This week I’d like you to recall Hans Christian Andersen’s fairy tale, The Emperor’s New Clothes. This story has a lesson that every business owner needs to consider.
The tale tells of two weavers who promise an emperor a new suit of clothes. But what makes this suit unusual is that it is invisible to those who are unfit for their positions, stupid, or incompetent.
When the weavers complete his suit and pantomime putting it on him, the Emperor parades before his subjects in his new clothes. The nobility see nothing but play along with the charade, not wanting to be shown unfit for their position. The commoners say nothing because they don’t want to be found stupid. No one dares to say that he doesn’t see any suit of clothes. At last a child cries out, “But he isn’t wearing anything at all!” The shocked emperor regains his composure and continues to walk through the crowd as though nothing has changed.
After hearing more than one executive speech, several of us would comment, “This emperor has no clothes.” But not wanting to appear disloyal (or lose our jobs), we feign a certain disingenuous level of support of the latest executive pronouncements.
How might business owners not get caught in this trap?
Warren Buffett’s wisdom about handling mistakes that could blemish Berkshire Hathaway’s brand and reputation are just the antidote.
Buffett has the daunting task of getting 330,000 employees to buy into his approach. When asked how he “controls” all of them, he says that every 2 years he sends a page and a half letter to his 70 CEO/managers outlining principles everyone would agree with:
I tell them that my reputation, Berkshire’s reputation, is in their hands. We’ve got all the money we need. We’d like to make more money but we’ve got all the money we need. We don’t have an ounce of reputation beyond what we need. We can’t afford to lose it. We never will trade reputation away for money.
He has given each CEO tremendous freedoms and tremendous responsibility. They do have a prime directive, however: they are to safeguard the reputation of their part of Berkshire Hathaway. They are to lead their people so that each employee acts as though whatever they say or do will be posted on Facebook or Tweeted to their spouse, kids, mom, grandma and every person important to them.
So, when employees make mistakes, what is that CEO to do? He may be tempted to put on his new clothes and keep up appearances. But I believe Buffett has it right when he says,
“When you find bad news, I say get it right, get it fast, get it out, get it over.”*
Get It Right
Admit the mistake and take full ownership for it. Don’t play the blame game.
Get It Fast
Rather than doing damage (remember GM’s delay in responding to the ignition recall?) address the problem quickly and intelligently.
Get It Out
Take action to resolve the issue—don’t let it linger!
Get It Over
Put it in your rear view mirror as soon as possible. Refocus on where you’re leading your business.

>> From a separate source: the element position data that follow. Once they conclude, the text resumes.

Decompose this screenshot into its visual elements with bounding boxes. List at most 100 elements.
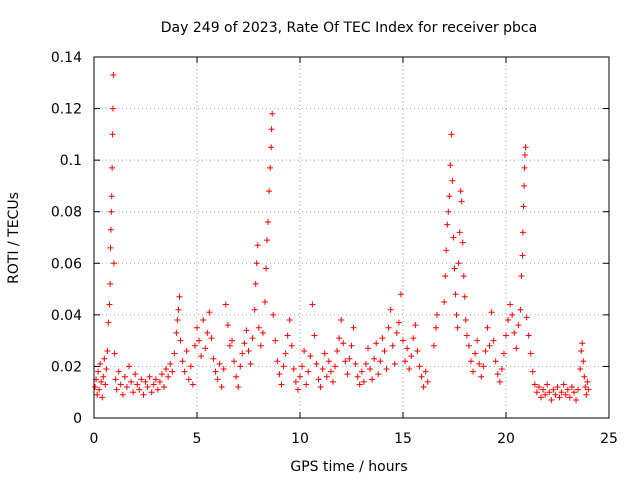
data-point — [239, 350, 246, 357]
y-tick-label: 0.08 — [51, 205, 82, 221]
data-point — [270, 311, 277, 318]
data-point — [191, 342, 198, 349]
data-point — [383, 366, 390, 373]
data-point — [338, 317, 345, 324]
data-point — [167, 360, 174, 367]
data-point — [99, 394, 106, 401]
data-point — [350, 324, 357, 331]
data-point — [362, 360, 369, 367]
data-point — [527, 350, 534, 357]
data-point — [430, 342, 437, 349]
data-point — [266, 188, 273, 195]
y-tick-label: 0 — [73, 411, 82, 427]
data-point — [581, 373, 588, 380]
data-point — [381, 347, 388, 354]
data-point — [245, 347, 252, 354]
data-point — [123, 384, 130, 391]
data-point — [443, 247, 450, 254]
data-point — [231, 358, 238, 365]
y-tick-label: 0.1 — [60, 153, 82, 169]
data-point — [175, 306, 182, 313]
data-point — [196, 337, 203, 344]
data-point — [533, 389, 540, 396]
data-point — [444, 221, 451, 228]
data-point — [290, 366, 297, 373]
data-point — [448, 131, 455, 138]
data-point — [113, 386, 120, 393]
x-axis-label: GPS time / hours — [290, 459, 407, 475]
data-point — [455, 260, 462, 267]
data-point — [148, 389, 155, 396]
data-point — [117, 381, 124, 388]
data-point — [140, 391, 147, 398]
data-point — [109, 105, 116, 112]
data-point — [358, 368, 365, 375]
data-point — [146, 373, 153, 380]
x-tick-label: 0 — [90, 431, 99, 447]
data-point — [584, 378, 591, 385]
data-point — [442, 273, 449, 280]
data-point — [214, 376, 221, 383]
data-point — [307, 353, 314, 360]
x-tick-label: 25 — [600, 431, 618, 447]
data-point — [95, 368, 102, 375]
data-point — [174, 317, 181, 324]
data-point — [538, 394, 545, 401]
data-point — [484, 324, 491, 331]
data-point — [107, 280, 114, 287]
y-tick-label: 0.04 — [51, 308, 82, 324]
data-point — [130, 389, 137, 396]
data-point — [515, 322, 522, 329]
data-point — [222, 301, 229, 308]
data-point — [356, 381, 363, 388]
data-point — [292, 378, 299, 385]
data-point — [109, 131, 116, 138]
data-point — [519, 252, 526, 259]
data-point — [181, 368, 188, 375]
data-point — [461, 293, 468, 300]
data-point — [585, 386, 592, 393]
data-point — [453, 311, 460, 318]
data-point — [121, 373, 128, 380]
data-point — [241, 340, 248, 347]
data-point — [233, 373, 240, 380]
data-point — [309, 301, 316, 308]
data-point — [414, 347, 421, 354]
data-point — [235, 384, 242, 391]
data-point — [247, 360, 254, 367]
data-point — [344, 371, 351, 378]
data-point — [389, 342, 396, 349]
data-point — [156, 378, 163, 385]
data-point — [517, 306, 524, 313]
data-point — [163, 366, 170, 373]
data-point — [282, 350, 289, 357]
y-axis-label: ROTI / TECUs — [6, 192, 22, 284]
data-point — [265, 219, 272, 226]
data-point — [216, 360, 223, 367]
data-point — [138, 376, 145, 383]
data-point — [395, 319, 402, 326]
data-point — [220, 366, 227, 373]
data-point — [299, 363, 306, 370]
data-point — [142, 378, 149, 385]
data-point — [348, 342, 355, 349]
data-point — [575, 386, 582, 393]
data-point — [550, 386, 557, 393]
data-point — [385, 324, 392, 331]
data-point — [317, 384, 324, 391]
data-point — [408, 353, 415, 360]
y-tick-label: 0.12 — [51, 102, 82, 118]
data-point — [456, 229, 463, 236]
data-point — [560, 381, 567, 388]
data-point — [154, 386, 161, 393]
data-point — [259, 329, 266, 336]
data-point — [132, 371, 139, 378]
data-point — [336, 335, 343, 342]
data-point — [177, 337, 184, 344]
chart-title: Day 249 of 2023, Rate Of TEC Index for r… — [161, 20, 537, 36]
data-point — [540, 386, 547, 393]
data-point — [134, 381, 141, 388]
x-axis-ticks: 0 5 10 15 20 25 — [90, 57, 618, 447]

There are many situations when it’s easier to keep pretending your firm isn’t naked. Some of the most common situations business owners tell me about are:
- A smoldering “small” compliance issues;
- not firing an “OK” employee;
- ignoring a so-called non-strategic “issue” in your firm (e.g., having non-mobile ready websites by April 21, 2015);
- tolerating a culture of fear, white lies and in authenticity.
Leadership is about truth-telling and acting quickly and appropriately. You can’t have it both ways—your firm is either naked or properly attired!
*as quoted in http://www.farnamstreetblog.com/2015/04/buffett-on-behavior/
What area in your firm may be wearing the emperor’s clothing?
Originally posted 2015-04-22 12:24:59.